Saturday, April 23, 2011

My Parable


Ian 5 1/2  Lucy 3  Easter Morning


It's been 12 years since my most profound Easter.  Spring 1999.  Ian had been waiting for a new heart for only a couple of months.  I was still coming to terms with it.  I was especially frustrated seeing young moms speeding down the freeway with children obviously not fastened in their car seats.  I wanted to pull them over and tell them I didn't want it to be their carelessness--their child to give up a heart for mine.

I don't know if it was Easter morning or a day or two before.  Keith wasn't  home.  I was in the shower--away from Ian and Lucy--thinking and crying about the idea that somebody--some child,  would have to die to save my son.    There's guilt in that somehow.  Like we'd be stealing some other family's happiness.
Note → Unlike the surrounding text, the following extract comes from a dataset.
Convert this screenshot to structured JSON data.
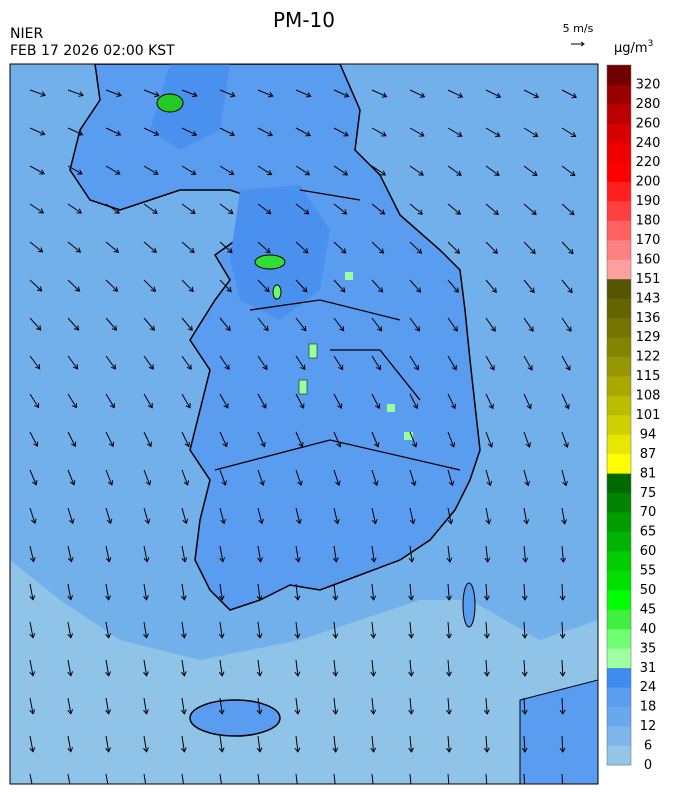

I got such an overwhelming feeling standing there naked.  Praying.  It was almost as if things were being explained to my mind.  What Ian was going through was a tangible, mortal example of the need for the atonement.  He needed someone to give him his life.  Just like we all needed  for someone to die so we could live--physically and spiritually.  
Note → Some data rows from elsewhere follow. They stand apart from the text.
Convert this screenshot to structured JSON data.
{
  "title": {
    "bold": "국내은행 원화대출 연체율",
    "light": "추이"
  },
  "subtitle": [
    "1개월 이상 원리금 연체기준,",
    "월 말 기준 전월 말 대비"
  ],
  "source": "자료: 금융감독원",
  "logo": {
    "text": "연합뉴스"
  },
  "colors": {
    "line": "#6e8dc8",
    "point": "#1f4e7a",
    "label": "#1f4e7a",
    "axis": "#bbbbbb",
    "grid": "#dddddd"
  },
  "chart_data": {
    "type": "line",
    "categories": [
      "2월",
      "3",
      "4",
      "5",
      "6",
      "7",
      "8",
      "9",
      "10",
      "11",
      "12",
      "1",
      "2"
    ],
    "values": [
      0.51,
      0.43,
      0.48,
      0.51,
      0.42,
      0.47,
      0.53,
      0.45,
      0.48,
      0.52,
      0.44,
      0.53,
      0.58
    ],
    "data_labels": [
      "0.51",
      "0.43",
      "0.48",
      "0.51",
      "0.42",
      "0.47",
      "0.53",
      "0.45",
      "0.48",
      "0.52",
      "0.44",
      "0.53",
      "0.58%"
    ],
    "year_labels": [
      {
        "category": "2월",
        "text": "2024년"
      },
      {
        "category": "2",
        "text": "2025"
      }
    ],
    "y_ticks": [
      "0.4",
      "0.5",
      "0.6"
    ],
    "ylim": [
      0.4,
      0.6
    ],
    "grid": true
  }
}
It was such a huge experience.  It should take up more space in words.  It should take longer to read than this.  It was so eye-opening, so moving for me--like my own personal parable.  I've thought of it every Easter since then.  I've tried to explain it to various people.  I don't think I ever explained it to Ian.  He taught me so much.  His life taught me so much.  His struggles and his triumphs taught me so much.  He wasn't perfect, but everything about him had meaning and message and substance.  If I got to meet the Savior, I'm sure that's how I would see him.  Reading and believing is great.  Knowing in your heart is great, but I look forward to seeing.